Dayspring Cancer Clinic is one of only a few cancer clinics in the United States currently making available 3-Bromopyruvate (3-BP) to patients with all types of cancer, not just liver cancer. Dayspring has an IRB accepted proposal to make this compound available to patients.
In 1931 a German physician/scientist, Dr. Otto Warburg, Ph.D., received a Nobel prize for proving that all cancer cells use anaerobic metabolism (burn sugar without using oxygen) to produce energy. The problem is that this mechanism is 18 times less efficient than the aerobic (oxygen utilizing) metabolism than normal cells will use. Therefore a cancer cell needs 18 times more sugar than a normal cell to grow and remain metabolically active. The resultant metabolic drain on the host is significant.
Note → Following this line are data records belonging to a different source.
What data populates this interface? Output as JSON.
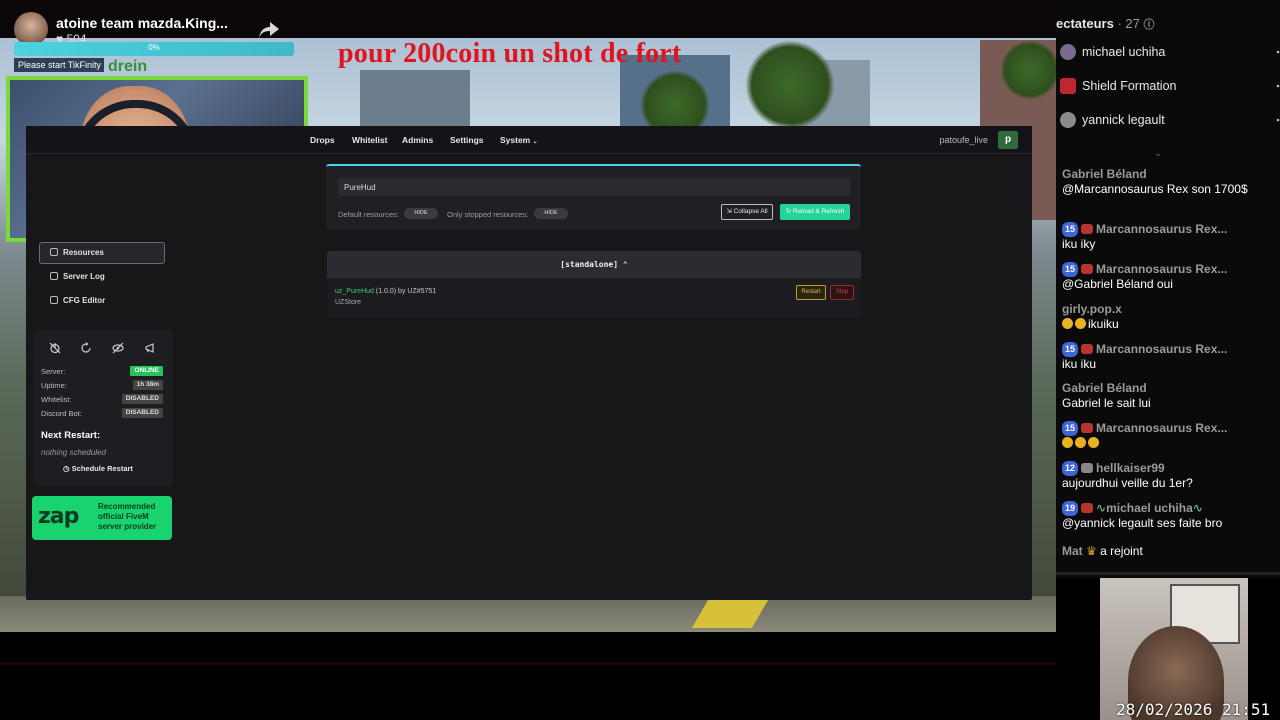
{
  "stream": {
    "streamer_name": "atoine team mazda.King...",
    "likes": "504",
    "banner": "pour 200coin un shot de fort",
    "tikfinity_percent": "0%",
    "tikfinity_start": "Please start TikFinity",
    "tikfinity_tag": "drein",
    "timestamp": "28/02/2026  21:51"
  },
  "topnav": {
    "items": [
      "Drops",
      "Whitelist",
      "Admins",
      "Settings",
      "System"
    ],
    "username": "patoufe_live",
    "avatar_letter": "p"
  },
  "sidebar": {
    "items": [
      "Resources",
      "Server Log",
      "CFG Editor"
    ]
  },
  "status": {
    "server_label": "Server:",
    "server_value": "ONLINE",
    "uptime_label": "Uptime:",
    "uptime_value": "1h 38m",
    "whitelist_label": "Whitelist:",
    "whitelist_value": "DISABLED",
    "discord_label": "Discord Bot:",
    "discord_value": "DISABLED",
    "next_restart_label": "Next Restart:",
    "next_restart_value": "nothing scheduled",
    "schedule_button": "Schedule Restart"
  },
  "zap": {
    "logo": "zap",
    "line1": "Recommended",
    "line2": "official FiveM",
    "line3": "server provider"
  },
  "resources": {
    "search_value": "PureHud",
    "default_label": "Default resources:",
    "default_toggle": "HIDE",
    "stopped_label": "Only stopped resources:",
    "stopped_toggle": "HIDE",
    "collapse_label": "Collapse All",
    "reload_label": "Reload & Refresh",
    "group_title": "[standalone]",
    "resource_name": "uz_PureHud",
    "resource_version": "(1.0.0) by UZ#5751",
    "resource_desc": "UZStore",
    "restart_label": "Restart",
    "stop_label": "Stop"
  },
  "chat": {
    "header": "ectateurs",
    "viewer_count": "· 27",
    "viewers": [
      "michael uchiha",
      "Shield Formation",
      "yannick legault"
    ],
    "messages": [
      {
        "user": "Gabriel Béland",
        "text": "@Marcannosaurus Rex  son 1700$"
      },
      {
        "level": "15",
        "user": "Marcannosaurus Rex...",
        "text": "iku iky"
      },
      {
        "level": "15",
        "user": "Marcannosaurus Rex...",
        "text": "@Gabriel Béland oui"
      },
      {
        "user": "girly.pop.x",
        "text": "ikuiku"
      },
      {
        "level": "15",
        "user": "Marcannosaurus Rex...",
        "text": "iku iku"
      },
      {
        "user": "Gabriel Béland",
        "text": "Gabriel le sait lui"
      },
      {
        "level": "15",
        "user": "Marcannosaurus Rex...",
        "text": ""
      },
      {
        "level": "12",
        "user": "hellkaiser99",
        "text": "aujourdhui veille du 1er?"
      },
      {
        "level": "19",
        "user": "michael uchiha",
        "text": "@yannick legault ses faite bro"
      },
      {
        "user": "Mat",
        "text": "a rejoint"
      }
    ]
  }
}
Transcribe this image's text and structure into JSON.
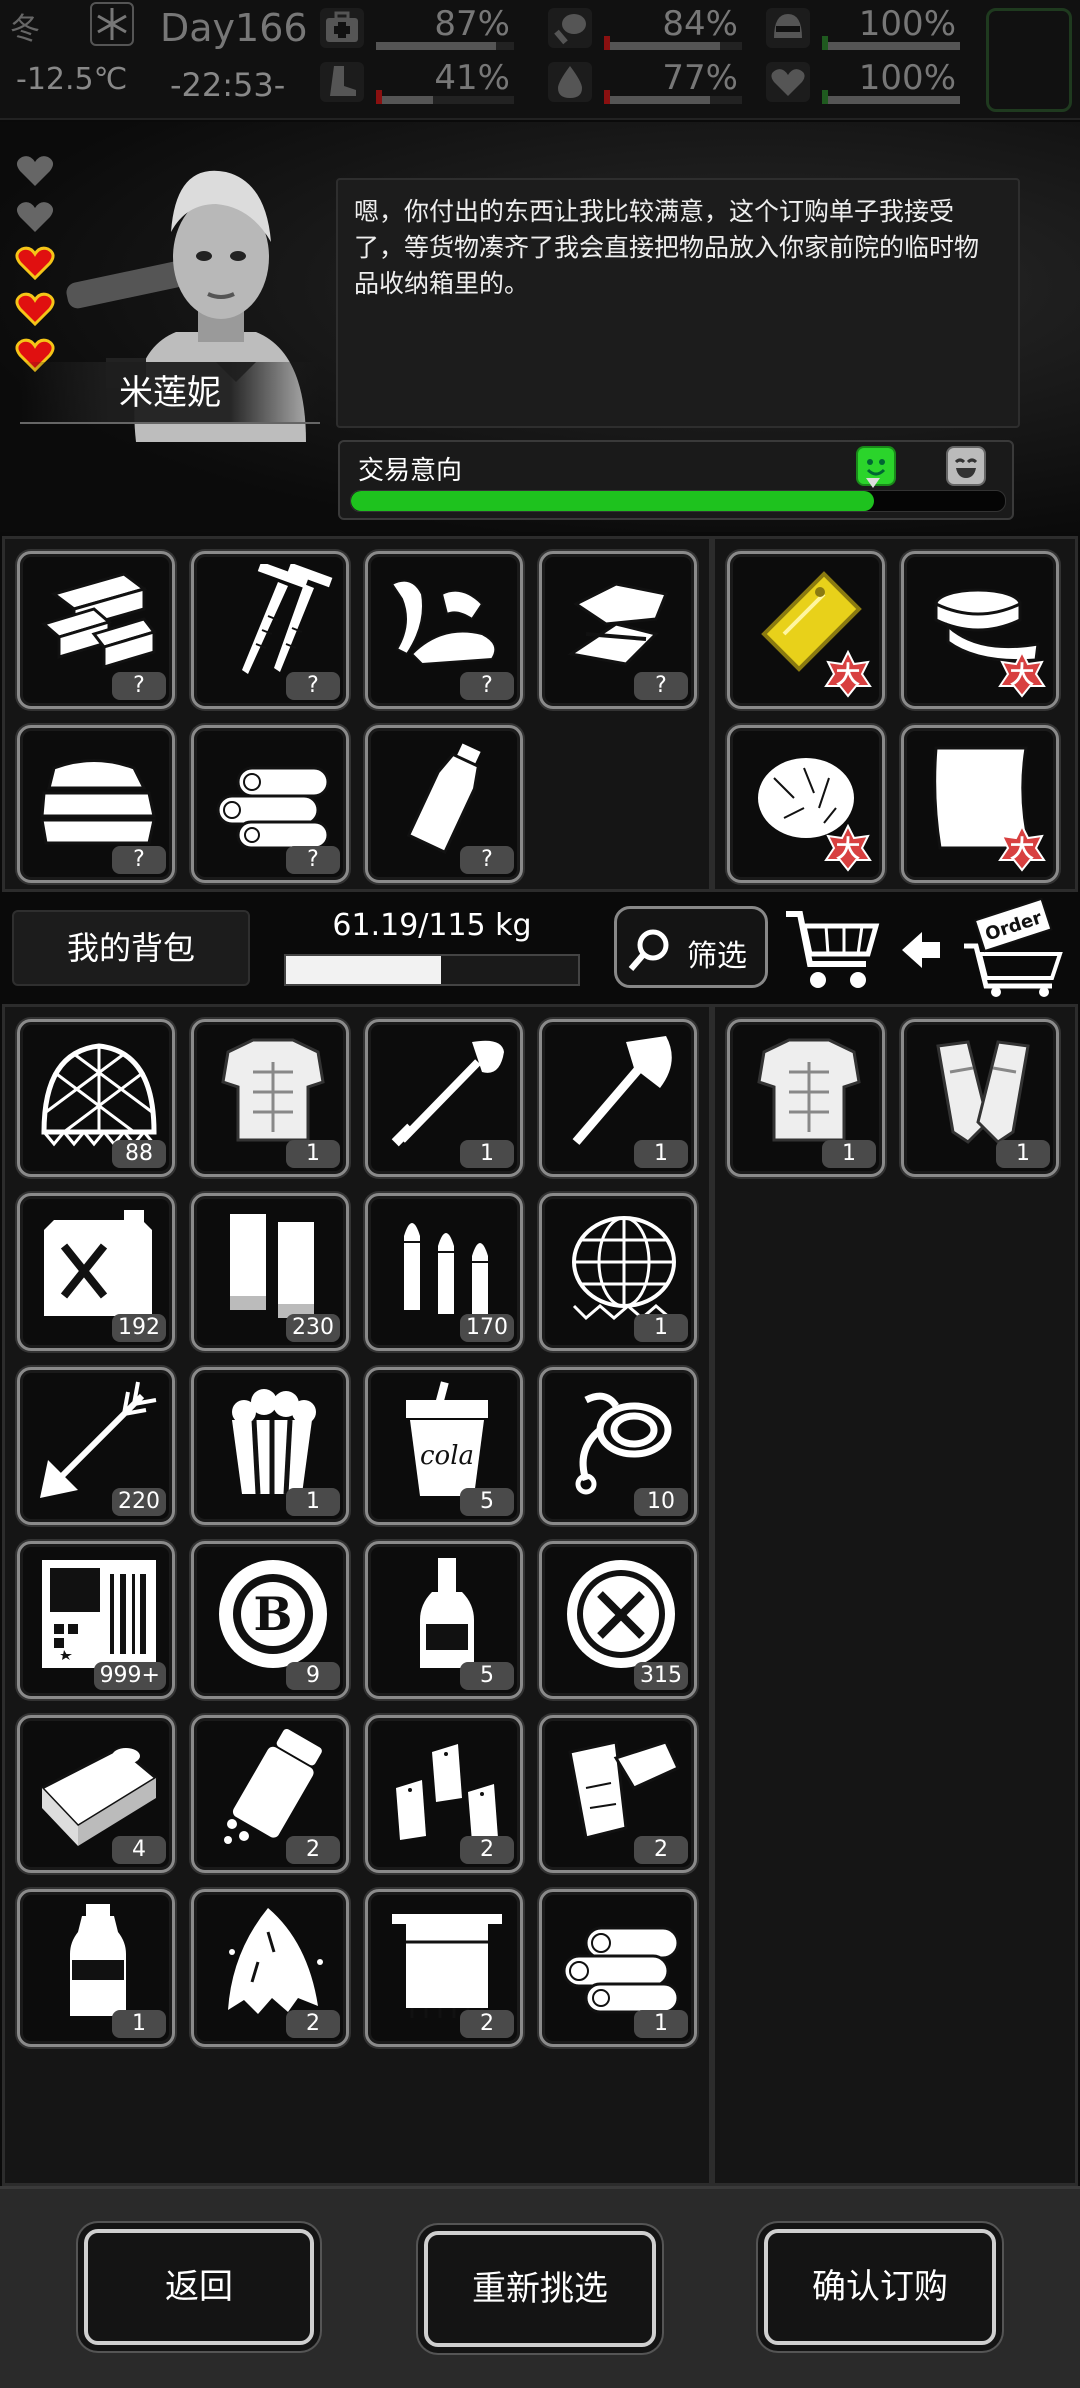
{
  "status": {
    "season": "冬",
    "temperature": "-12.5℃",
    "day": "Day166",
    "time": "-22:53-",
    "stats": [
      {
        "name": "health",
        "icon": "medkit-icon",
        "value": "87%",
        "fraction": 0.87
      },
      {
        "name": "food",
        "icon": "chicken-leg-icon",
        "value": "84%",
        "fraction": 0.84
      },
      {
        "name": "armor",
        "icon": "helmet-icon",
        "value": "100%",
        "fraction": 1.0
      },
      {
        "name": "stamina",
        "icon": "boot-icon",
        "value": "41%",
        "fraction": 0.41
      },
      {
        "name": "water",
        "icon": "water-drop-icon",
        "value": "77%",
        "fraction": 0.77
      },
      {
        "name": "mood",
        "icon": "heart-icon",
        "value": "100%",
        "fraction": 1.0
      }
    ]
  },
  "npc": {
    "name": "米莲妮",
    "hearts_filled": 3,
    "hearts_total": 5,
    "dialog": "嗯，你付出的东西让我比较满意，这个订购单子我接受了，等货物凑齐了我会直接把物品放入你家前院的临时物品收纳箱里的。",
    "trade_label": "交易意向",
    "trade_level": 0.8
  },
  "npc_offer_items": [
    {
      "icon": "wood-planks-icon",
      "qty": "?"
    },
    {
      "icon": "nails-icon",
      "qty": "?"
    },
    {
      "icon": "cloth-scraps-icon",
      "qty": "?"
    },
    {
      "icon": "metal-scrap-icon",
      "qty": "?"
    },
    {
      "icon": "folded-cloth-icon",
      "qty": "?"
    },
    {
      "icon": "logs-icon",
      "qty": "?"
    },
    {
      "icon": "bottle-icon",
      "qty": "?"
    }
  ],
  "npc_request_items": [
    {
      "icon": "gold-plate-icon",
      "badge": "大"
    },
    {
      "icon": "tape-roll-icon",
      "badge": "大"
    },
    {
      "icon": "fur-icon",
      "badge": "大"
    },
    {
      "icon": "paper-sheet-icon",
      "badge": "大"
    }
  ],
  "bag": {
    "tab_label": "我的背包",
    "weight_text": "61.19/115 kg",
    "weight_fraction": 0.532,
    "filter_label": "筛选",
    "order_label": "Order"
  },
  "backpack_items": [
    {
      "icon": "net-icon",
      "qty": "88"
    },
    {
      "icon": "body-armor-icon",
      "qty": "1"
    },
    {
      "icon": "shovel-icon",
      "qty": "1"
    },
    {
      "icon": "axe-icon",
      "qty": "1"
    },
    {
      "icon": "fuel-can-icon",
      "qty": "192"
    },
    {
      "icon": "shotgun-shells-icon",
      "qty": "230"
    },
    {
      "icon": "bullets-icon",
      "qty": "170"
    },
    {
      "icon": "globe-net-icon",
      "qty": "1"
    },
    {
      "icon": "arrow-icon",
      "qty": "220"
    },
    {
      "icon": "popcorn-icon",
      "qty": "1"
    },
    {
      "icon": "cola-cup-icon",
      "qty": "5",
      "text": "cola"
    },
    {
      "icon": "rope-icon",
      "qty": "10"
    },
    {
      "icon": "lottery-card-icon",
      "qty": "999+"
    },
    {
      "icon": "bitcoin-chip-icon",
      "qty": "9"
    },
    {
      "icon": "liquor-bottle-icon",
      "qty": "5"
    },
    {
      "icon": "tool-badge-icon",
      "qty": "315"
    },
    {
      "icon": "canned-food-icon",
      "qty": "4"
    },
    {
      "icon": "pill-bottle-icon",
      "qty": "2"
    },
    {
      "icon": "salt-shakers-icon",
      "qty": "2"
    },
    {
      "icon": "leather-pieces-icon",
      "qty": "2"
    },
    {
      "icon": "water-bottle-icon",
      "qty": "1"
    },
    {
      "icon": "torn-cloth-icon",
      "qty": "2"
    },
    {
      "icon": "towel-icon",
      "qty": "2"
    },
    {
      "icon": "logs-icon",
      "qty": "1"
    }
  ],
  "selected_items": [
    {
      "icon": "body-armor-icon",
      "qty": "1"
    },
    {
      "icon": "leg-guards-icon",
      "qty": "1"
    }
  ],
  "buttons": {
    "back": "返回",
    "reselect": "重新挑选",
    "confirm": "确认订购"
  },
  "colors": {
    "trade_green": "#1ec21e",
    "heart_red": "#e01010",
    "badge_red": "#d84040"
  }
}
In cancer, 3-BP surpasses targeted therapies as targeted therapies are quickly made obsolete by intra-tumoral heterogeneities (too genetically varied for a sustained effect). But 3-BP works on all PET scan positive cancer cells. These cancer cells have a cellular metabolism that can be attacked by a small molecule such as 3-BP. Dr. Peter Pedersen’s lab at Johns Hopkins in Baltimore Maryland has thoroughly investigated 3-BP and then a formulation for 3-BP has been worked out to increase efficacy, decrease toxicity and nuance the delivery to cancer cells.
Patients, scientists, and many others are frequently interested in knowing whether 3-BP is more effective and less toxic to cancer patients than currently approved chemotherapy drugs.1 Certainly, this is the case for experimental animals. In fact, 3-BP is one of the most effective anti-cancer drugs, and in some cases, perhaps the most effective.2 3-BP targets the essential energy production machinery of cancer cells while leaving the same machinery in normal cells preserved. This discovery has been instrumental in propelling a new direction in cancer research focused on selectively targeting the cancer cells’ energy production factories. In fact, Dr. Peter Pedersen’s lab of Johns Hopkins is the pioneer in conceptualizing/inventing this new strategy.
There is two energy (ATP) production factories inside the cell, i.e., glycolysis and mitochondrial oxidative phosphorylation. In normal cells, about 5 percent of the total cellular energy (ATP) production is derived from glycolysis and about 95 percent from mitochondria.3 In cancer cells the energy production by glycolysis is significantly increased (up to 60 percent).4 This dramatic increase in glycolysis in cancer cells results in a significant increase in lactic acid production.
More than 90 percent of cancers exhibit this common metabolic phenotype. This is called the “Warburg Effect”, i.e., a significant increase in glycolysis in cancer cells even in the presence of oxygen. The most frequently used cancer detection method clinically, i.e., Positron Emission Tomography (PET), is based on this metabolic phenotype, i.e., the “Warburg effect”.
Cancer cells that exhibit the “Warburg effect” pump out the produced lactic acid via a monocarboxylate transporter (MCT). The number of these transporters (considered as doors or gates) in cancer cells is much greater than in normal cells.
3-BP, a lactic acid analog, is a small chemical and mimics the lactic acid chemical structure. Therefore, 3-BP mimicking lactic acid can enter as a Trojan horse through the MCT’s into cancer cells. It has little effect on normal cells as these contain very few MCT’s under normal physiological conditions.
Because of 3-BP’s highly reactive nature, it then neutralizes the two cancer energy production factories. Cellular energy (ATP) is depleted very rapidly as 3-BP attacks the two factories at the same time causing the cancer cells to die (by cell membrane rupturing). So when cancer cells are treated with 3-BP the cancer cells rupture and cellular death occur. Normal metabolic cells are unaffected.